A hard day’s work in meetings and at the computer has to end as the pigs are squealing for their food and the ponies need taking off the rich spring grass.

Head down I set about my tasks. Pig feed is measured out into a bucket while collected rainwater is transfered to a large black bin ready to be barrowed round to the pig’s field where I keep a large water container for topping up their water supply. The pigs are pleased to see me. I like to think that they really are pleased to see me but of course really, they are really pleased to see the food bucket.

After giving them some more bedding and checking the fencing, I bid the pigs goodnight and set off to find the horses. I pass the orchard and see that the last of the apple blossom has gone. It has been abundant this year, which hopefully means that there will be a crop that reflects this in the autumn.

At the entrance to the orchard is a gate leaning on a dry stone wall with a gate post, independently, also propped up against the wall. I bought the gate post over a year ago ready to set and attach the gate to it. Unset, the gate has to be lifted into a position to provide a barrier.
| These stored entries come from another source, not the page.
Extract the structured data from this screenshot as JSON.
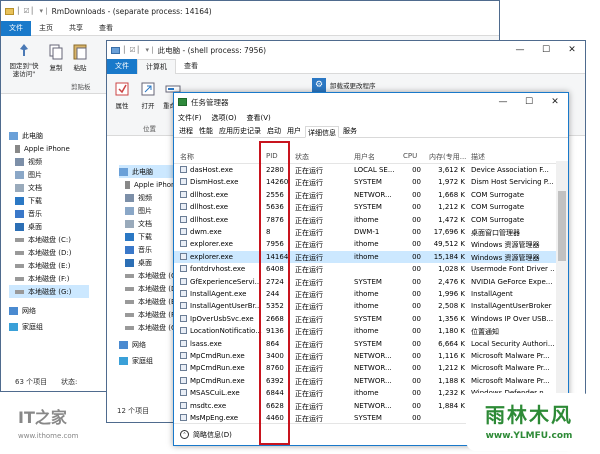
{
  "win1": {
    "title": "RmDownloads - (separate process: 14164)",
    "tabs": [
      "文件",
      "主页",
      "共享",
      "查看"
    ],
    "ribbon": [
      "固定到\"快速访问\"",
      "复制",
      "粘贴"
    ],
    "group_label": "剪贴板",
    "nav": [
      "此电脑",
      "Apple iPhone",
      "视频",
      "图片",
      "文档",
      "下载",
      "音乐",
      "桌面",
      "本地磁盘 (C:)",
      "本地磁盘 (D:)",
      "本地磁盘 (E:)",
      "本地磁盘 (F:)",
      "本地磁盘 (G:)",
      "网络",
      "家庭组"
    ],
    "status": "63 个项目",
    "status2": "状态:"
  },
  "win2": {
    "title": "此电脑 - (shell process: 7956)",
    "tabs": [
      "文件",
      "计算机",
      "查看"
    ],
    "ribbon": [
      "属性",
      "打开",
      "重命名"
    ],
    "group_label": "位置",
    "uninstall": "卸载或更改程序",
    "nav": [
      "此电脑",
      "Apple iPhone",
      "视频",
      "图片",
      "文档",
      "下载",
      "音乐",
      "桌面",
      "本地磁盘 (C:)",
      "本地磁盘 (D:)",
      "本地磁盘 (E:)",
      "本地磁盘 (F:)",
      "本地磁盘 (G:)",
      "网络",
      "家庭组"
    ],
    "status": "12 个项目"
  },
  "tm": {
    "title": "任务管理器",
    "menu": [
      "文件(F)",
      "选项(O)",
      "查看(V)"
    ],
    "tabs": [
      "进程",
      "性能",
      "应用历史记录",
      "启动",
      "用户",
      "详细信息",
      "服务"
    ],
    "active_tab": 5,
    "columns": [
      "名称",
      "PID",
      "状态",
      "用户名",
      "CPU",
      "内存(专用...",
      "描述"
    ],
    "rows": [
      [
        "dasHost.exe",
        "2280",
        "正在运行",
        "LOCAL SE...",
        "00",
        "3,612 K",
        "Device Association F..."
      ],
      [
        "DismHost.exe",
        "14260",
        "正在运行",
        "SYSTEM",
        "00",
        "1,972 K",
        "Dism Host Servicing P..."
      ],
      [
        "dllhost.exe",
        "2556",
        "正在运行",
        "NETWOR...",
        "00",
        "1,668 K",
        "COM Surrogate"
      ],
      [
        "dllhost.exe",
        "5636",
        "正在运行",
        "SYSTEM",
        "00",
        "1,212 K",
        "COM Surrogate"
      ],
      [
        "dllhost.exe",
        "7876",
        "正在运行",
        "ithome",
        "00",
        "1,472 K",
        "COM Surrogate"
      ],
      [
        "dwm.exe",
        "8",
        "正在运行",
        "DWM-1",
        "00",
        "17,696 K",
        "桌面窗口管理器"
      ],
      [
        "explorer.exe",
        "7956",
        "正在运行",
        "ithome",
        "00",
        "49,512 K",
        "Windows 资源管理器"
      ],
      [
        "explorer.exe",
        "14164",
        "正在运行",
        "ithome",
        "00",
        "15,184 K",
        "Windows 资源管理器"
      ],
      [
        "fontdrvhost.exe",
        "6408",
        "正在运行",
        "",
        "00",
        "1,028 K",
        "Usermode Font Driver ..."
      ],
      [
        "GfExperienceServi...",
        "2724",
        "正在运行",
        "SYSTEM",
        "00",
        "2,476 K",
        "NVIDIA GeForce Expe..."
      ],
      [
        "InstallAgent.exe",
        "244",
        "正在运行",
        "ithome",
        "00",
        "1,996 K",
        "InstallAgent"
      ],
      [
        "InstallAgentUserBr...",
        "5352",
        "正在运行",
        "ithome",
        "00",
        "2,508 K",
        "InstallAgentUserBroker"
      ],
      [
        "IpOverUsbSvc.exe",
        "2668",
        "正在运行",
        "SYSTEM",
        "00",
        "1,356 K",
        "Windows IP Over USB..."
      ],
      [
        "LocationNotificatio...",
        "9136",
        "正在运行",
        "ithome",
        "00",
        "1,180 K",
        "位置通知"
      ],
      [
        "lsass.exe",
        "864",
        "正在运行",
        "SYSTEM",
        "00",
        "6,664 K",
        "Local Security Authori..."
      ],
      [
        "MpCmdRun.exe",
        "3400",
        "正在运行",
        "NETWOR...",
        "00",
        "1,116 K",
        "Microsoft Malware Pr..."
      ],
      [
        "MpCmdRun.exe",
        "8760",
        "正在运行",
        "NETWOR...",
        "00",
        "1,212 K",
        "Microsoft Malware Pr..."
      ],
      [
        "MpCmdRun.exe",
        "6392",
        "正在运行",
        "NETWOR...",
        "00",
        "1,188 K",
        "Microsoft Malware Pr..."
      ],
      [
        "MSASCuiL.exe",
        "6844",
        "正在运行",
        "ithome",
        "00",
        "1,232 K",
        "Windows Defender n..."
      ],
      [
        "msdtc.exe",
        "6628",
        "正在运行",
        "NETWOR...",
        "00",
        "1,884 K",
        "Microsoft 分布式事务..."
      ],
      [
        "MsMpEng.exe",
        "4460",
        "正在运行",
        "SYSTEM",
        "00",
        "",
        ""
      ]
    ],
    "highlight_row": 7,
    "footer": "简略信息(D)"
  },
  "watermark_left": "IT之家",
  "watermark_url": "www.ithome.com",
  "watermark_right": "雨林木风",
  "watermark_right_url": "www.YLMFU.com",
  "colors": {
    "accent": "#1979ca",
    "highlight": "#cce8ff",
    "redbox": "#c8141e"
  }
}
Despite calling the ponies they remain munching the rich grass that, un-moderated, will draw them to their maker. In due course they are caught and returned to sparse pasture overnight. Another of threat to their welfare, ragwort, has re-appeared in a couple of places and so I do a tour of the fields with a barrow to stop its progress.

Last task is to transplant 4 pumpkin plants to their final destinations underneath the fruit trees in front of the barn.

I started the evening stressing about jobs.